It isn't FLCL related, but it's still an original work that I want to post.
I wrote this 'short story' last night. It was just a way to get feelings out. Some helpful criticism would be nice.
Depending upon the reaction, I might do something more with this. Or I might not. We'll see.
Also, it doesn't have a name. So if you want to give it one, by all means, feel free to do so.
Oh yeah. It filtered fuck a lot, but I didn't write it censored. I'm just too lazy to change it.
The first thing that you should know is that I’m not crazy.
“This song always reminds me of that book,” Jackie says, his headphones placed firmly over his ears, the music inaudible to everyone else. I had no idea what he was talking about, and he couldn’t care less that a gun was pointed at the back of his head. “Y’know, the one by that guy?”
The second thing you should know is that I’m not a nice person.
The fireworks display was shooting off in the sky in front of us, and I was worried about chemical poisoning. All those different chemicals, burning off in the air, forming different colours and different sounds. Different toxins.
“Y’know? That guy, the one who was pretty famous a few years back? Oh, jeez, what was his name…? He had all those movie deals and shit…”
Another load of chemicals explodes in front of us. Fireworks in the night. Explosions in the sky. It would’ve been really pretty if I wasn’t so scared of it all.
My hands started to sweat. And then shake.
Time was running out.
And yet, we still had all the time in the world.
“Anyways, it reminds me of that one book he wrote – the one that wasn’t turned into a movie. Y’know, that really famous one? And it was all philosophical and shit?”

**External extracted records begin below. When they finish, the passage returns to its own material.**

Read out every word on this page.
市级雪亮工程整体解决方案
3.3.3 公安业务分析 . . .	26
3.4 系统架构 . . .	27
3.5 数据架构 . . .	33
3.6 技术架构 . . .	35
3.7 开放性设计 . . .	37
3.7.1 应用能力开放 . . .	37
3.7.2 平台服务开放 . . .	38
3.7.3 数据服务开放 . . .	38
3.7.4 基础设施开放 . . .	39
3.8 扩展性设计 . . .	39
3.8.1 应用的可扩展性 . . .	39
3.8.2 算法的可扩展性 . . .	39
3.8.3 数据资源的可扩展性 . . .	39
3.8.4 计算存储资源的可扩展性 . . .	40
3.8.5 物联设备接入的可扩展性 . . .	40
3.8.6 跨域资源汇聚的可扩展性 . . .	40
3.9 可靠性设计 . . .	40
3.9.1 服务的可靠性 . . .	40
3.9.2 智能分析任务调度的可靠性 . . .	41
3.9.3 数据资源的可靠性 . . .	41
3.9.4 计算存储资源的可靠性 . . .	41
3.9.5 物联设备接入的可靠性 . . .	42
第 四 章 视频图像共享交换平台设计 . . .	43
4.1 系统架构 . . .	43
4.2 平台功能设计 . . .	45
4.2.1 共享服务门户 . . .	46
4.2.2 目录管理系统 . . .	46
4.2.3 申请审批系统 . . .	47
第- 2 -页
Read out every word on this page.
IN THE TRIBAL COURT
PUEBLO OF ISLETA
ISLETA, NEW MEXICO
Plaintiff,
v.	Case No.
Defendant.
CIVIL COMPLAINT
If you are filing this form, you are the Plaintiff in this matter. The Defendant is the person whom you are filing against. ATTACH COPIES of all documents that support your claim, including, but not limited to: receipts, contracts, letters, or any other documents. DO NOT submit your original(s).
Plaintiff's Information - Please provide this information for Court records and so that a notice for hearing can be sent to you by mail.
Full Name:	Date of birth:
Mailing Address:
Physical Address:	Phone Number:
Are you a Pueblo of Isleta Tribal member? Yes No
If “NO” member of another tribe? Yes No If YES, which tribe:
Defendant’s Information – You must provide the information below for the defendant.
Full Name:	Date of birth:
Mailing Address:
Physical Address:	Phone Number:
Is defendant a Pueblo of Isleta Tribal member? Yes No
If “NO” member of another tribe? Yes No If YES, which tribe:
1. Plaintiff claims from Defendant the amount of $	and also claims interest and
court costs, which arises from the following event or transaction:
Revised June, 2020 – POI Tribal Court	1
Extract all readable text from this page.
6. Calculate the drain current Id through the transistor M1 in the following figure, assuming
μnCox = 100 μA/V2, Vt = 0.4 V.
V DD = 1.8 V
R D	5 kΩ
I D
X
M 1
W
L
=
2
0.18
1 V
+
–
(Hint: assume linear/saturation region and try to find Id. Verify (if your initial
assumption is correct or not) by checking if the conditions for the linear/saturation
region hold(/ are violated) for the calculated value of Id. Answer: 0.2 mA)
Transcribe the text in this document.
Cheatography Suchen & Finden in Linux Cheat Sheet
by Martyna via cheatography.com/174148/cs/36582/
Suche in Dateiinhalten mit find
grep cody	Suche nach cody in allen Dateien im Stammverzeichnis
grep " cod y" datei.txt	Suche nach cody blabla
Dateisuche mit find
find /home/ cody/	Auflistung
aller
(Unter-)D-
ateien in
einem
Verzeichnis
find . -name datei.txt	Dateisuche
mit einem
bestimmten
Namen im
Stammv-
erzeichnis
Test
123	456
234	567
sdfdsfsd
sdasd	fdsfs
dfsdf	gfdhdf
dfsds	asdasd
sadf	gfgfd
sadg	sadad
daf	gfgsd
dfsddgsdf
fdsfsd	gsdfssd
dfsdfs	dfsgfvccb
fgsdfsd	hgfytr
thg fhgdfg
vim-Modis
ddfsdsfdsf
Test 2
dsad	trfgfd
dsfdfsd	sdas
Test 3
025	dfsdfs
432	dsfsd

The third and most important thing that you should know is that I’m not the one who started all of this.
But I’m sure as hell going to try and end it.
More fiery explosions flash out across the night sky, burning their colours into my retinas and leaving me momentarily blind. It really was beautiful, if you didn’t look too close. If you didn’t think too much about it. If you didn’t dwell on what it all meant.
“Except I never liked that book,” Jackie continues, a glowing cigarette rolling back and forth between his fingers and his lips, the dirty red light shining off of his glasses. “It never sat right with me, never gave me any satisfaction. I dunno why, but it always reminded me of this one thing that I’ve never been able to forget.”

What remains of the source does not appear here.